Wednesday, September 26, 2012


I was recently asked a question about roux, so I thought I would answer it here.
Roux-thickened Chowder

Roux is a mixture of cooked flour and butter or oil that is classically used as a thickening agent in soups and sauces. Many contemporary recipes forgo the use of roux and instead use the Singer Method (pronounced "sawn-jay"), which is basically cooking aromatics in fat, then sprinkling with flour before adding liquid to make a soup or sauce. This method is quick and can work well if you are following a well-tested recipe with very exact measurements, but we're not always that lucky! Understanding as well as knowing how to make and use roux is an important skill for any avid cook.

Classically, roux is composed of 60% flour and 40% oil or butter BY WEIGHT. I have in a pinch, however, used equal parts flour and butter with decent results.

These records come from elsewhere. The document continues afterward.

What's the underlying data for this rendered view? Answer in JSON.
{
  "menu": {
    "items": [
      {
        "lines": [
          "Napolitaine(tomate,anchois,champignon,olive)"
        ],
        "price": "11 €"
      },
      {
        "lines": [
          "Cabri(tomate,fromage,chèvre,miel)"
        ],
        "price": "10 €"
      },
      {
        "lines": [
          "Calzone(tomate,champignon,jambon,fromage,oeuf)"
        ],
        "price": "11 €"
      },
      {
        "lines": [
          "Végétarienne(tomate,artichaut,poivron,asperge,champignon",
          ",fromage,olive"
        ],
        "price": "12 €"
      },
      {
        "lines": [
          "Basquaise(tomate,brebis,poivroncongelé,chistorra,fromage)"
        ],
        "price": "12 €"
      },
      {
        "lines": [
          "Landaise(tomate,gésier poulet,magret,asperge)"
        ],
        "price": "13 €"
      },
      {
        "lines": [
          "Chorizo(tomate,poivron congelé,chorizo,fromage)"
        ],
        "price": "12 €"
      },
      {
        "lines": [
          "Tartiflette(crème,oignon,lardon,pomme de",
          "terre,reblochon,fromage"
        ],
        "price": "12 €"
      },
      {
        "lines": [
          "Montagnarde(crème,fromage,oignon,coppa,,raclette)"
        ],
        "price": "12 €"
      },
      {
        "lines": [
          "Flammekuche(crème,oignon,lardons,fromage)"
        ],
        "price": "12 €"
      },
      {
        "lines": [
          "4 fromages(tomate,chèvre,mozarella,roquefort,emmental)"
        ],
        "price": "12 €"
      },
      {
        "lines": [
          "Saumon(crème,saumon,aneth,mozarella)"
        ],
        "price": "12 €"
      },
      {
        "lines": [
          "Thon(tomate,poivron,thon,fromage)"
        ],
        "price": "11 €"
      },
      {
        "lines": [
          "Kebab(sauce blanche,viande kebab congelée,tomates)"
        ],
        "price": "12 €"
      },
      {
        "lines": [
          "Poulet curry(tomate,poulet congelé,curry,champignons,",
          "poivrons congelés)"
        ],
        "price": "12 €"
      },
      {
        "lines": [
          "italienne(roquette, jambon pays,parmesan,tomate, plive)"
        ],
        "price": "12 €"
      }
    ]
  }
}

Clarified butter (butter that has been melted very slowly so that the proteins and water separate from the fat and are then skimmed off) is preferred because of its flavor and lack of water, but oil or whole butter can also be used. Just melt your butter first then whisk your flour into it. I like to use a small sauté pan for this step.

Colors of Roux
Once your flour is whisked in, heat your sauté pan briefly over medium-low heat and stir. Your roux should be the consistency of wet sand. At this point, you have what's known as White Roux. If you continue cooking your roux, stirring often, until it achieves a light brown color and has a hint of a nutty aroma, you now have what's known as Pale or Blonde Roux. If you continue to cook your roux until it's much darker and has a strong nutty aroma (yum!) that is known as Brown/Dark Roux. You can also achieve this process in a 350°F oven. Doing it this way takes longer, but you will have more even results.

The uses of white, pale/blonde, and brown/dark roux vary. Basically, if you are making a white soup/stew or sauce, you'll use white or pale roux. If you are making a dark soup/stew or sauce, use a blonde or dark roux. The more color your roux has, the more flavor it has.

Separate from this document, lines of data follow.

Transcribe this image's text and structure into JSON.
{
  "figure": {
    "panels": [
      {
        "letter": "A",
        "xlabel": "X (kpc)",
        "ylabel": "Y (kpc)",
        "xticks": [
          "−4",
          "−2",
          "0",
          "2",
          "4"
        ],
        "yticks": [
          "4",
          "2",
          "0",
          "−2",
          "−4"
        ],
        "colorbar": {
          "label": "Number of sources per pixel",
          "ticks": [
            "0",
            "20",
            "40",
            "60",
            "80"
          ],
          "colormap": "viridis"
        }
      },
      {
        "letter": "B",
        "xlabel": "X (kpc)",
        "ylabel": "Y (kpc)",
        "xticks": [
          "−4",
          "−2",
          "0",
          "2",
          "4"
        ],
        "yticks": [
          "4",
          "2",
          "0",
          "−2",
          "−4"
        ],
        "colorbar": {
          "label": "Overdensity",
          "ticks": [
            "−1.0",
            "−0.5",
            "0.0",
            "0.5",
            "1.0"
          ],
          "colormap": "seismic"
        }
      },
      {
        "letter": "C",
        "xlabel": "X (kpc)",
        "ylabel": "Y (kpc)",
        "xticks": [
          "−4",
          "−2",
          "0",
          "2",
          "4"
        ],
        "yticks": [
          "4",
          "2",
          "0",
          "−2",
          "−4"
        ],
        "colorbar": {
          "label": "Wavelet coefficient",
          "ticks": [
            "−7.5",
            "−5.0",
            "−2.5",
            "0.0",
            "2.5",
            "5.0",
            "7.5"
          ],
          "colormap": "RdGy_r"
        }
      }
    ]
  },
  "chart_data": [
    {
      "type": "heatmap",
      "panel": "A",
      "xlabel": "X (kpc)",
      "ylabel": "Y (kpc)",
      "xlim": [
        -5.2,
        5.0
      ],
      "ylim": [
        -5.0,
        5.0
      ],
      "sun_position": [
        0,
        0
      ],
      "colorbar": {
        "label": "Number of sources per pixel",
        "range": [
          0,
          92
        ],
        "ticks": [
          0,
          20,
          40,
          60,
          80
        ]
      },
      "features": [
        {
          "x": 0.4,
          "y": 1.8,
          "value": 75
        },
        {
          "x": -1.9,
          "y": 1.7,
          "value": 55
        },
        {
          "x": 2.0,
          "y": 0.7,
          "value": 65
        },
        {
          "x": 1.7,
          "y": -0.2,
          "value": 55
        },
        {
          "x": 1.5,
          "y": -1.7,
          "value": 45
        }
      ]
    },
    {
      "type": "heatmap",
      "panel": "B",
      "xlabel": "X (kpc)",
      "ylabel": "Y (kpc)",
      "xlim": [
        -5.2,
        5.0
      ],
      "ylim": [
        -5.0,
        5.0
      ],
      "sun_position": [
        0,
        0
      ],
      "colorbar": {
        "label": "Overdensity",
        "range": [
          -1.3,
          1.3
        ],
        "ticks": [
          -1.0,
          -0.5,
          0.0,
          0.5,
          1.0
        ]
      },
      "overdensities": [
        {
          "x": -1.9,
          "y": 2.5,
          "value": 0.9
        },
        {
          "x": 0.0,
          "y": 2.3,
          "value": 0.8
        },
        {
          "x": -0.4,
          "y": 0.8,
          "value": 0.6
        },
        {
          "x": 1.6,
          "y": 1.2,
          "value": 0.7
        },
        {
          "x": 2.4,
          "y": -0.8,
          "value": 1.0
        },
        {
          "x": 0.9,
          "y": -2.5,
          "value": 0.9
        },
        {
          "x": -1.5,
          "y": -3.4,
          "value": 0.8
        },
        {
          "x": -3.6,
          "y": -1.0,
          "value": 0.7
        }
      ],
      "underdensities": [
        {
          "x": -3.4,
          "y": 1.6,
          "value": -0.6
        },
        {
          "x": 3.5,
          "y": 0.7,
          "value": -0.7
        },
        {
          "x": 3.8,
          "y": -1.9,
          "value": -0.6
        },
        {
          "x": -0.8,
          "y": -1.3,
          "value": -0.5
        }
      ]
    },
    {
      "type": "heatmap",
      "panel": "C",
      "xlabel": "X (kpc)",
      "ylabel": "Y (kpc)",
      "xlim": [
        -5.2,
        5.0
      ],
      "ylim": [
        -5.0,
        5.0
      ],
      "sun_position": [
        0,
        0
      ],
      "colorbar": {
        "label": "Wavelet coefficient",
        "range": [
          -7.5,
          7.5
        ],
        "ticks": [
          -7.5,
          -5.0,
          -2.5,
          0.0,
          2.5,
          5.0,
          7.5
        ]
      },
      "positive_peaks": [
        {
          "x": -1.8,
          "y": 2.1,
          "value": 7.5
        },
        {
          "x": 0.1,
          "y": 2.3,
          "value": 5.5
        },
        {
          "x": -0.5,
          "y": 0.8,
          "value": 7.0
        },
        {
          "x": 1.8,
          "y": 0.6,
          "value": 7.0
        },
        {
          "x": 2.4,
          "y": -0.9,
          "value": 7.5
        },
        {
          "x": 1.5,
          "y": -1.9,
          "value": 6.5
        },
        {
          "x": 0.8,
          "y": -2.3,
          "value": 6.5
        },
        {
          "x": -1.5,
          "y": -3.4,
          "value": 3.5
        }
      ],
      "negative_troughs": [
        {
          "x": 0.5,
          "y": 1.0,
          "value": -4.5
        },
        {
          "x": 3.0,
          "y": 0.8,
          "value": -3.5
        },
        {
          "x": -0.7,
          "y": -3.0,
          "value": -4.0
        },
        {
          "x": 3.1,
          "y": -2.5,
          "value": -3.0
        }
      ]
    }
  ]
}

The flip side to the flavor bonus is that brown/dark roux has less thickening power than white and pale/blonde roux. (In other words, it takes more brown roux to thicken the same amount of liquid as a lighter roux.)
Here is a basic guideline of how much pale/blonde roux to use for every GALLON of liquid you are trying to thicken. If you are using white roux, you use a little less and if you're using dark/brown roux, you should use a little more:

Consistency of Soup/Sauce Desired
Total Weight of Roux
Weight of Flour (60%)
Weight of Butter (40%)
Per Amount of Liquid
12 oz
7.2 oz
4.8 oz
1 Gallon
16 oz
9.6 oz
6.4 oz
1 Gallon
18 oz
7.2 oz
1 Gallon


When incorporating roux into liquid, it’s best that your roux and your liquid are opposite temperatures (i.e., sauce is hot but roux is cold), because they are easier to mix that way. If they are not opposite temperatures it's vital to "temper" the roux into the liquid, meaning you put a little bit of the liquid in with the roux and whisk it. Continue adding liquid to the roux until there are no more clumps, THEN you add that mixture into your main pot with the rest of your liquid/stew/soup/sauce.  When in doubt, temper your roux into your liquid using this method to ensure you don’t get flour clumps.

Regardless, when using roux (or when using flour to thicken a liquid at any time), you MUST bring your liquid to a simmer to achieve the thickening power (at least 180°F).  Generally you will need to simmer for at least 15 minutes to remove the flour flavor.

You can use your roux right away or store it in the fridge! Let me know how it goes!